Pare the elephant was less than a year-old when he arrived at the Sheldrick Wildlife Trust in Kenya in 2016. A suspected victim of poaching, he arrived emaciated and riddled with parasites, according to the Trust. The Sheldrick Wildlife Trust operates an orphan elephant rescue and wildlife rehabilitation program, and their keepers took Pare under their care. But the baby elephant also found a friend and companion in another orphaned elephant. Ten years his senior, Zurura began to play big brother to Pare, and their heartwarming story has touched hearts on social media.
After sharing a picture of the adoptive siblings on Twitter last month, the Sheldrick Wildlife Trust took to Facebook on Monday to reveal more details of their heartwarming story.
According to the Trust, Pare was brought to their rescue centre four years ago. "It took a long time for his condition to improve, however, thanks to his strong will to live and the round-the-clock specialist care he received from his Keepers, he regained his health and, in December 2018, he graduated to our Ithumba Reintegration Unit, following in the footsteps of many rescued orphans that went before him, including Zurura," they wrote.
The Ithumba Reintegration Unit is situated close to the Tsavo East National Park in Kenya. It is home to older dependent orphaned elephants, aged three and over, who are transitioning to a fully independent life in the wild.
By the time Pare arrived at Ithumba Reintegration Unit, Zurura had already transitioned back to the wild, but the 14-year-old elephant kept coming back to the unit to spend time with other orphaned elephants there. These visits thrilled Pare, who found a big brother in the older elephant.

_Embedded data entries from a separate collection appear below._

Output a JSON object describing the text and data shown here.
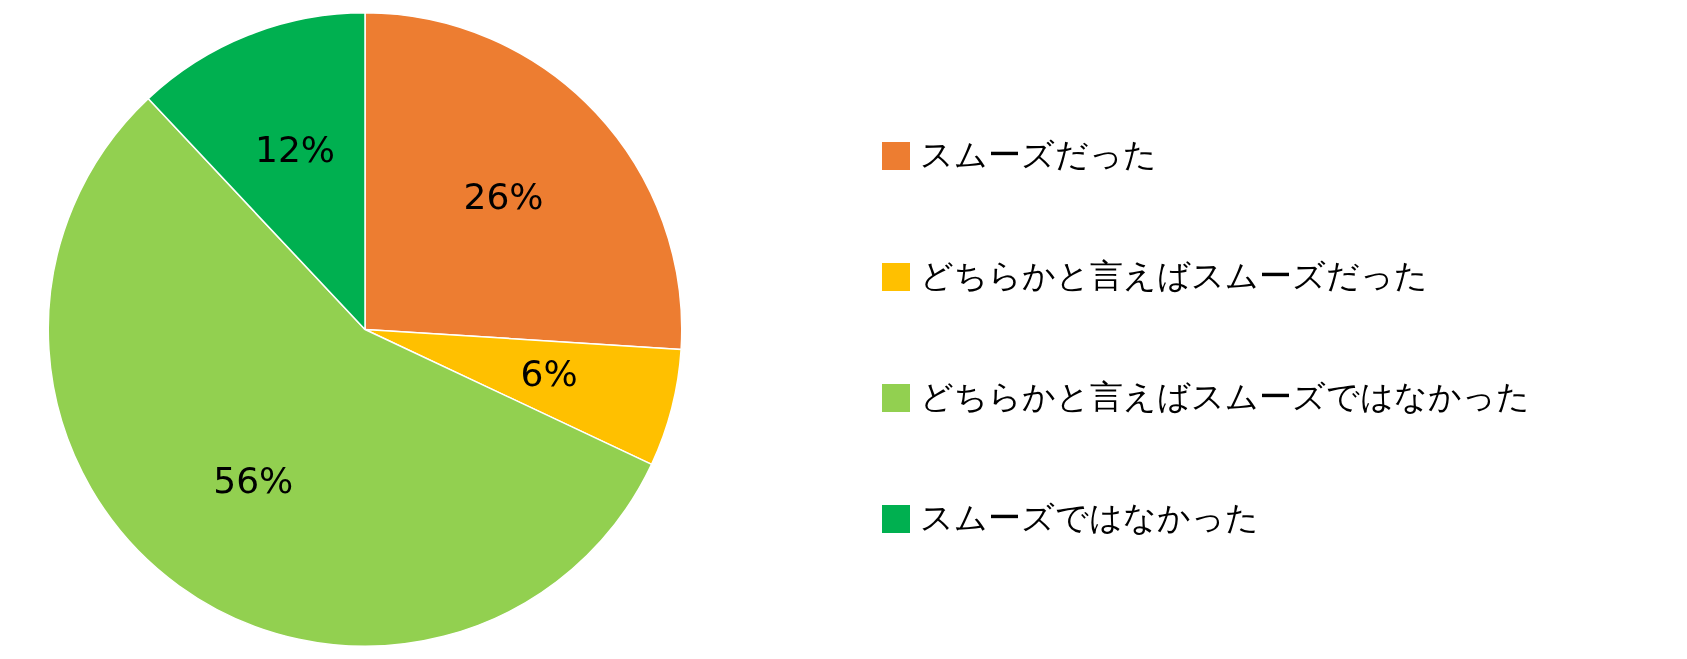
{
  "chart_data": {
    "type": "pie",
    "categories": [
      "スムーズだった",
      "どちらかと言えばスムーズだった",
      "どちらかと言えばスムーズではなかった",
      "スムーズではなかった"
    ],
    "values": [
      26,
      6,
      56,
      12
    ],
    "colors": [
      "#ed7d31",
      "#ffc000",
      "#92d050",
      "#00b050"
    ],
    "value_labels": [
      "26%",
      "6%",
      "56%",
      "12%"
    ],
    "legend": "right"
  }
}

"Zurura clearly loves the chance to play a 'big brother' role to Pare and all of the Ithumba herd too," the Trust wrote while sharing a photo of the two elephants together. The photo shows Pare looking up adoringly at his adoptive big brother.
Their Facebook post has touched hearts on the social media platform and gone viral with over 11,000 'reactions' and nearly 900 'shares'.
"Elephants are amazing. Why can't people be as kind and nurturing to each other," wrote one person in the comments section.
"This truly made my day," said another, while a third commenter wrote: "Ahhh that baby adores the big guy."